A practitioner must recognize the limits of her/his ability to diagnose and treat orthodontic cases. Consultation and/or referral for treatment to other dental professionals is appropriate when the nature of the disease, complexity of treatment or health of the patient is beyond the ability of the practitioner.
Diagnosis and treatment criteria should include recording of baseline conditions by means of:
• Any specific family history
• Radiographs including a lateral cephalogram and its analysis, a panoramic radiograph or full mouth survey when indicated
• Oriented study casts
• Photographs: intraoral, and full face and profile extraoral
• Other records as necessary
Orthodontic treatment should be in keeping with the patient's concerns and general and oral health. The ideal treatment plan may not always be possible or practical. The timing of orthodontic treatment is of particular importance. Orthodontic treatment may be initiated in the deciduous dentition, the mixed dentition and/or the adult dentition.

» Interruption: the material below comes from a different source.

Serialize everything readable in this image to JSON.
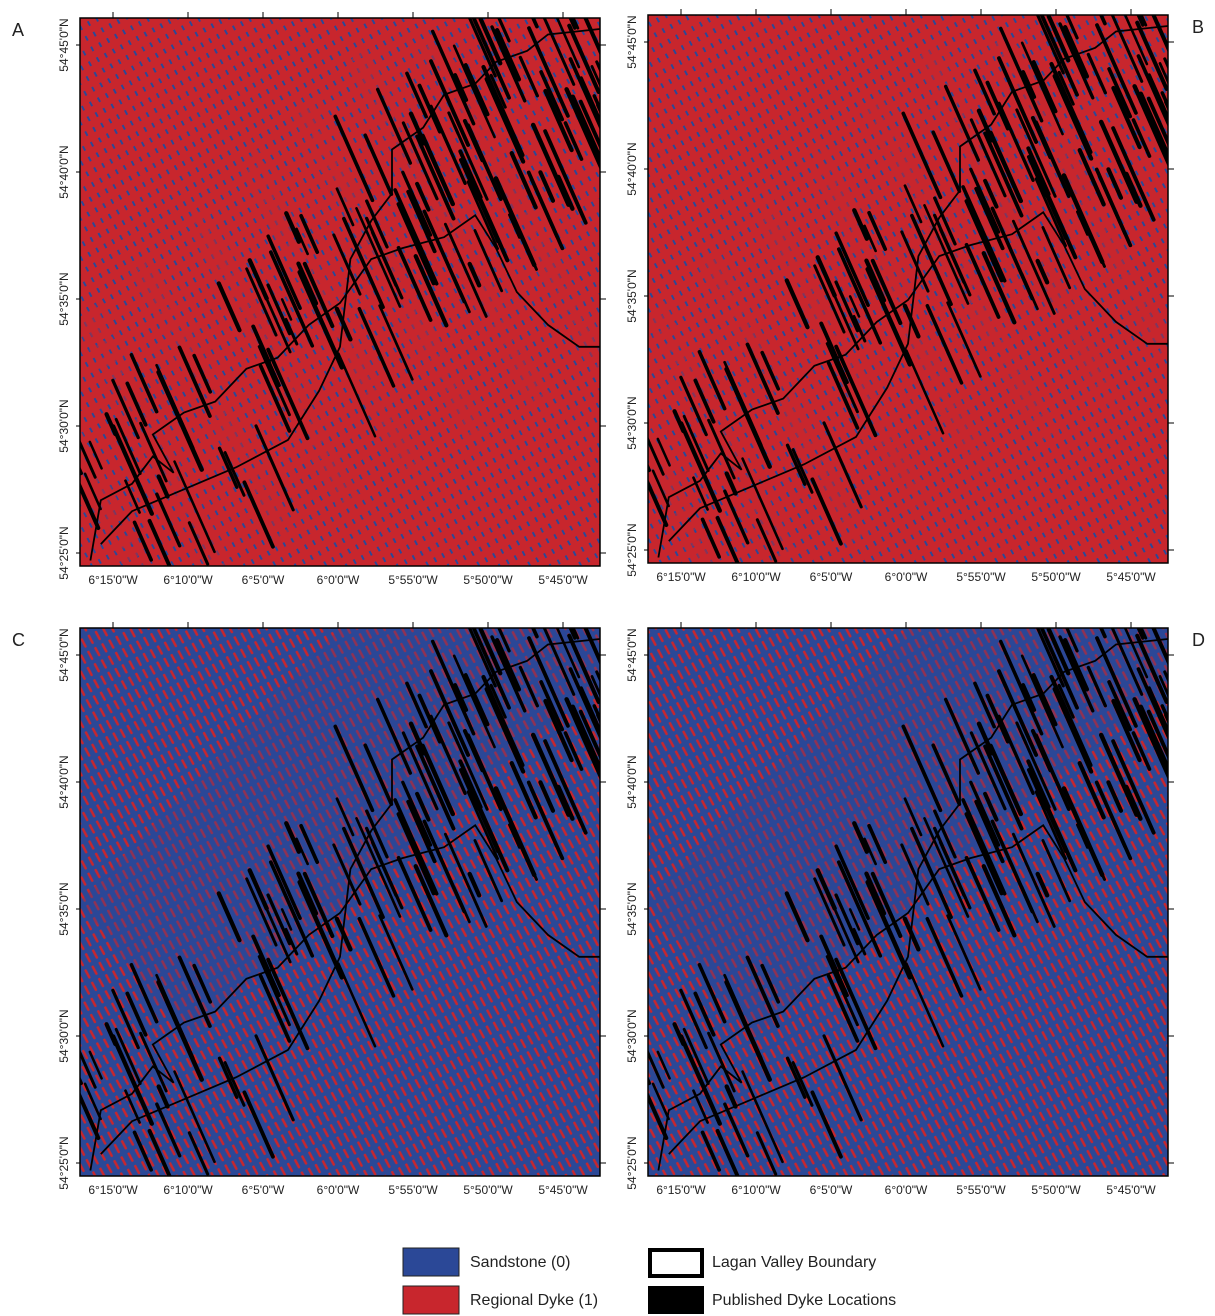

Consideration must be given to minimizing the number of stages of orthodontic treatment. The patient and/or patient’s guardian must be informed of all phases of treatment proposed, their overall financial obligation, the patient compliance required and any limitations to the treatment planned.
All principles and practices of prevention should be employed during treatment. Plaque control should be given careful and continuous consideration and regular dental recall visits should continue. Active orthodontic treatment should be followed by retention appliances where applicable, along with supervision for a period of time to help maintain the stability of the correction.
The objectives of orthodontic treatment should be directed towards the attainment of an optimal result for each patient within the limits of the current treatment plan. Results should be aimed at: optimizing the supporting bone relationship, periodontal and odontogenic condition, arch form and occlusion while minimizing risks, such as gingival recession, loss of supporting bone, root resorption, and caries or decalcification of the teeth. The patient and/or guardian should be kept informed of any undesirable treatment effects. The completeness of post treatment records should be based on the complexity and magnitude of the treatment performed. Treatment objectives ideally include:
The BCSO has adopted the Scope of Practice statement of the American Association of Orthodontists:
Orthodontics/Dentofacial Orthopedics:
That area of dentistry concerned with the supervision, guidance and correction of the growing or mature dentofacial structures, including those conditions that require movement of the teeth or correction of malrelationships and malformations of their related structures and the adjustment of relationships between and among teeth and facial bones by the application of forces and/or the stimulation and redirection of functional forces within the craniofacial complex. Major responsibilities of orthodontic practice include the diagnosis, prevention, interception and treatment of all forms of malocclusion of the teeth and associated alterations of their surrounding structures; the design, application and control of functional and corrective appliances; and the guidance of the dentition and its supporting structures to attain and maintain optimal occlusal relations in physiological and esthetic harmony among facial and cranial structures.